Note: Resource templates are currently not supported by Gemini CLI, so they don’t yet appear, but soon will, hopefully! Stay tuned.

I asked what are the latest 10 papers in artificial intelligence (sorted by publication date)? and you can see that it invoked my arXiv server and its search_papers tool with the following parameters: {"sortOrder": "descending", "sortBy": "lastUpdatedDate", "query": "cat:cs.AI", "maxResults": 10}.

Then Gemini synthesized a human-readable interpretation of those JSON search results:

I asked for more details about #2 and #7 of the list with this query: I'd like to learn more about #2 and #7

And the get_paper_details MCP tool was invoked with the paper IDs ({"ids": ["2601.10702", "2601.10679"]}):

Finally Gemini gave me a bit more context about those two papers:

And voila!

Summary

In this post, we’ve seen how the combination of Quarkus and its MCP extension makes it straightforward to build a feature-complete MCP server in Java. By leveraging annotations, we easily exposed not just tools, but also resources (for taxonomy and metadata) and prompts (to guide the user), providing a rich context for any AI agent.
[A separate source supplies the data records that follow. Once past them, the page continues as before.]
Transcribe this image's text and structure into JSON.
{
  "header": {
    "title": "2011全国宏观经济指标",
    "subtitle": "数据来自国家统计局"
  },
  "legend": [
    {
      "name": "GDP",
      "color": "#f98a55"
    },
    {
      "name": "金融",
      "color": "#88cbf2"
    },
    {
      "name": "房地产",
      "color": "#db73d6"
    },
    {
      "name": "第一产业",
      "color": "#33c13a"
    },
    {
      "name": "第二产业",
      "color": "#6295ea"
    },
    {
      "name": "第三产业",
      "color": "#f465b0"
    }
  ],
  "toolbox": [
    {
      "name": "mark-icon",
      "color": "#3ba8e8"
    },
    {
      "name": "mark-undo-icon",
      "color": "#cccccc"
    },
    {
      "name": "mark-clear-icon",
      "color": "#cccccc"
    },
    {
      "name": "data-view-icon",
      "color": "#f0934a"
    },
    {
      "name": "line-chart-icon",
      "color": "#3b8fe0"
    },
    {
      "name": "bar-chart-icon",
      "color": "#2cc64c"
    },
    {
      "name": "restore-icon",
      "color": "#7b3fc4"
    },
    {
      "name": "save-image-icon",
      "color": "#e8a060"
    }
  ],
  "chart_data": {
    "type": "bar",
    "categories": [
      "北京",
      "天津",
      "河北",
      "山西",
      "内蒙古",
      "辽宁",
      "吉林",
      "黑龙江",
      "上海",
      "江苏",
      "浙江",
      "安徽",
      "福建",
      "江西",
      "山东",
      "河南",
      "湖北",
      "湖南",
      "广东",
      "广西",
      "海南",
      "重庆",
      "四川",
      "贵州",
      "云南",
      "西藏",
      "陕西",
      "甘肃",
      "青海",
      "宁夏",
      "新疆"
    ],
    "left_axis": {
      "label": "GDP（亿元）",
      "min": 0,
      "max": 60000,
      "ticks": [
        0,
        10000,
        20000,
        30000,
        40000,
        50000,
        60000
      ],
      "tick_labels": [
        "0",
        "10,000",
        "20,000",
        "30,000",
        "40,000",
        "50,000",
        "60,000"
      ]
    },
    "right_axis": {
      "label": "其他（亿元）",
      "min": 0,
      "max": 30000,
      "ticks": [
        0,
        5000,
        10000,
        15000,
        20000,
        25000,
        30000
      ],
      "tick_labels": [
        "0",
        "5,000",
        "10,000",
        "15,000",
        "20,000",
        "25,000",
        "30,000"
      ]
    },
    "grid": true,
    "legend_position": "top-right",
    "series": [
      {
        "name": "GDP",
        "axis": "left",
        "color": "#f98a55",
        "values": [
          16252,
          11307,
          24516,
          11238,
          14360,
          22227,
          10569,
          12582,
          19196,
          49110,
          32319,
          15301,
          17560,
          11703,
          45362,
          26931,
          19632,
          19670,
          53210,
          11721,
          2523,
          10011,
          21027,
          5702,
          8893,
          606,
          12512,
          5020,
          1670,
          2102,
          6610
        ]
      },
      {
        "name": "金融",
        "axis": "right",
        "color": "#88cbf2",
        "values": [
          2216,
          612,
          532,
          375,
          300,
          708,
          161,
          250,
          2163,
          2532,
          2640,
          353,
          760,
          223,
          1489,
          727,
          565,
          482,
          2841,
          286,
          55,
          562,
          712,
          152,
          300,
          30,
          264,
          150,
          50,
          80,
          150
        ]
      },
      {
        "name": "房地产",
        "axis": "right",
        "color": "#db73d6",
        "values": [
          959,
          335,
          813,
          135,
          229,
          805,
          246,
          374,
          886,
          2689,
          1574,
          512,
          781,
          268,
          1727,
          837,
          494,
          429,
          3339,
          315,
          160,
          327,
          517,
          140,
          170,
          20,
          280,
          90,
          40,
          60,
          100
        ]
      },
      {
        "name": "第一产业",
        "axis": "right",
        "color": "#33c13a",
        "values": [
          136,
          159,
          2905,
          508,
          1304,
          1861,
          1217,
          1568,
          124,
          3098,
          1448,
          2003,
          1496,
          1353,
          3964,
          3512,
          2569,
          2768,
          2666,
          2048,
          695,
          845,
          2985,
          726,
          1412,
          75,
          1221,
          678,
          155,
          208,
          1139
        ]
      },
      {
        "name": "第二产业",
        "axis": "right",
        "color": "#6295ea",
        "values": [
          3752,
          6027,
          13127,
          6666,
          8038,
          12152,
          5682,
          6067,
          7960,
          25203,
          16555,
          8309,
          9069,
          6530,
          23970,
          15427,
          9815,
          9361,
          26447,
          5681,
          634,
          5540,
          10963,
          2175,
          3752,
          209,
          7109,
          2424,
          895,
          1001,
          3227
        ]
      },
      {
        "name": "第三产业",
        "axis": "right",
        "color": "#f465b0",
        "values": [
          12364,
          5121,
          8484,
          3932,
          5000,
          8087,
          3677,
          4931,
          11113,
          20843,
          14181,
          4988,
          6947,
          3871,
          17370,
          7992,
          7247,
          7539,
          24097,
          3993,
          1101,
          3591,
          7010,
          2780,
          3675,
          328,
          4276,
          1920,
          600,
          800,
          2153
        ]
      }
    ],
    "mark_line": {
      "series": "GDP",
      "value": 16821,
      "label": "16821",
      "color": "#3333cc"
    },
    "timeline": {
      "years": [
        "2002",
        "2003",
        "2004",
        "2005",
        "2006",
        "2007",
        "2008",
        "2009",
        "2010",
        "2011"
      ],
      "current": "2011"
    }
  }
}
The development process was also a great example of AI-assisted productivity: using Antigravity to scaffold the project and handle the integration with the arXiv API significantly sped up the implementation. Whether you choose to run your server via STDIO for local use or HTTP for remote access, the Model Context Protocol opens up exciting possibilities for making your data and services “AI-ready.”

Feel free to explore the source code on GitHub and start building your own MCP servers!